Kavli Affiliate: Andrew Vanderburg
| First 5 Authors: Lily L. Zhao, Debra A. Fischer, Eric B. Ford, Alex Wise, Michaƫl Cretignier
| Summary:
Measured spectral shifts due to intrinsic stellar variability (e.g.,
pulsations, granulation) and activity (e.g., spots, plages) are the largest
source of error for extreme precision radial velocity (EPRV) exoplanet
detection. Several methods are designed to disentangle stellar signals from
true center-of-mass shifts due to planets. The EXPRES Stellar Signals Project
(ESSP) presents a self-consistent comparison of 22 different methods tested on
the same extreme-precision spectroscopic data from EXPRES. Methods derived new
activity indicators, constructed models for mapping an indicator to the needed
RV correction, or separated out shape- and shift-driven RV components. Since no
ground truth is known when using real data, relative method performance is
assessed using the total and nightly scatter of returned RVs and agreement
between the results of different methods. Nearly all submitted methods return a
lower RV RMS than classic linear decorrelation, but no method is yet
consistently reducing the RV RMS to sub-meter-per-second levels. There is a
concerning lack of agreement between the RVs returned by different methods.

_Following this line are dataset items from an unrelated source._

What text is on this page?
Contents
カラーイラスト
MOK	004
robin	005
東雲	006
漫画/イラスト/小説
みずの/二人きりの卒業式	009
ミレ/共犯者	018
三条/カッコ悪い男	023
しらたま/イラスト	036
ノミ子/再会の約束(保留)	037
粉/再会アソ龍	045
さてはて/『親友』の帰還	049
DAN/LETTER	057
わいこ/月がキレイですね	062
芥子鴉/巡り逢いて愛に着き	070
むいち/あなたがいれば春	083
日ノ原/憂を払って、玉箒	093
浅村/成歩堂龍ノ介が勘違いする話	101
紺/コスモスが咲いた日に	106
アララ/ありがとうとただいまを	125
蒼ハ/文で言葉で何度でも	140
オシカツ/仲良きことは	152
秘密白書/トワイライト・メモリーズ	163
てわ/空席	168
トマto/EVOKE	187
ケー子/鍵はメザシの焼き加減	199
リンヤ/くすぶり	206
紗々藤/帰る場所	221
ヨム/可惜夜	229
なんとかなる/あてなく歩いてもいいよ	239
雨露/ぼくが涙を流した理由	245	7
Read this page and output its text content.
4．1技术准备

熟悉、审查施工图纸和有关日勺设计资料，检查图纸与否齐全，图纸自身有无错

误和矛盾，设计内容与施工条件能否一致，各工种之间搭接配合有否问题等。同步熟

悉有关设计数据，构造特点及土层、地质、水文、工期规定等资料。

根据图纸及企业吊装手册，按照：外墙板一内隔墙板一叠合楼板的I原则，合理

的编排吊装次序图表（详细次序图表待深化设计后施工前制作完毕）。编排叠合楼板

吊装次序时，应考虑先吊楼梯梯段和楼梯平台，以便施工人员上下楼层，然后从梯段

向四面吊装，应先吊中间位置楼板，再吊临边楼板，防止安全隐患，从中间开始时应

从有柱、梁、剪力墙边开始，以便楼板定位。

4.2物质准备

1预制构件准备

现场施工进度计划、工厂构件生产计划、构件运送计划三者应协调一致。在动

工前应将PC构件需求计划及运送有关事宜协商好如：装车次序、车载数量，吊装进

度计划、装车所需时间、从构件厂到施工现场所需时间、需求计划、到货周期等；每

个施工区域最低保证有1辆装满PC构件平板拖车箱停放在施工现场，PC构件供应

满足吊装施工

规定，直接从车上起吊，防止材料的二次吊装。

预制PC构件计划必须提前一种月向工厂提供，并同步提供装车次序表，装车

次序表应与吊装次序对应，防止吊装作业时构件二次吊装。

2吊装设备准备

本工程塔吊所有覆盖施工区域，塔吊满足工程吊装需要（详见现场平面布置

These results suggest that continued progress in this field necessitates
increased interpretability of methods, high-cadence data to capture stellar
signals at all timescales, and continued tests like the ESSP using consistent
data sets with more advanced metrics for method performance. Future comparisons
should make use of various well-characterized data sets — such as solar data
or data with known injected planetary and/or stellar signals — to better
understand method performance and whether planetary signals are preserved.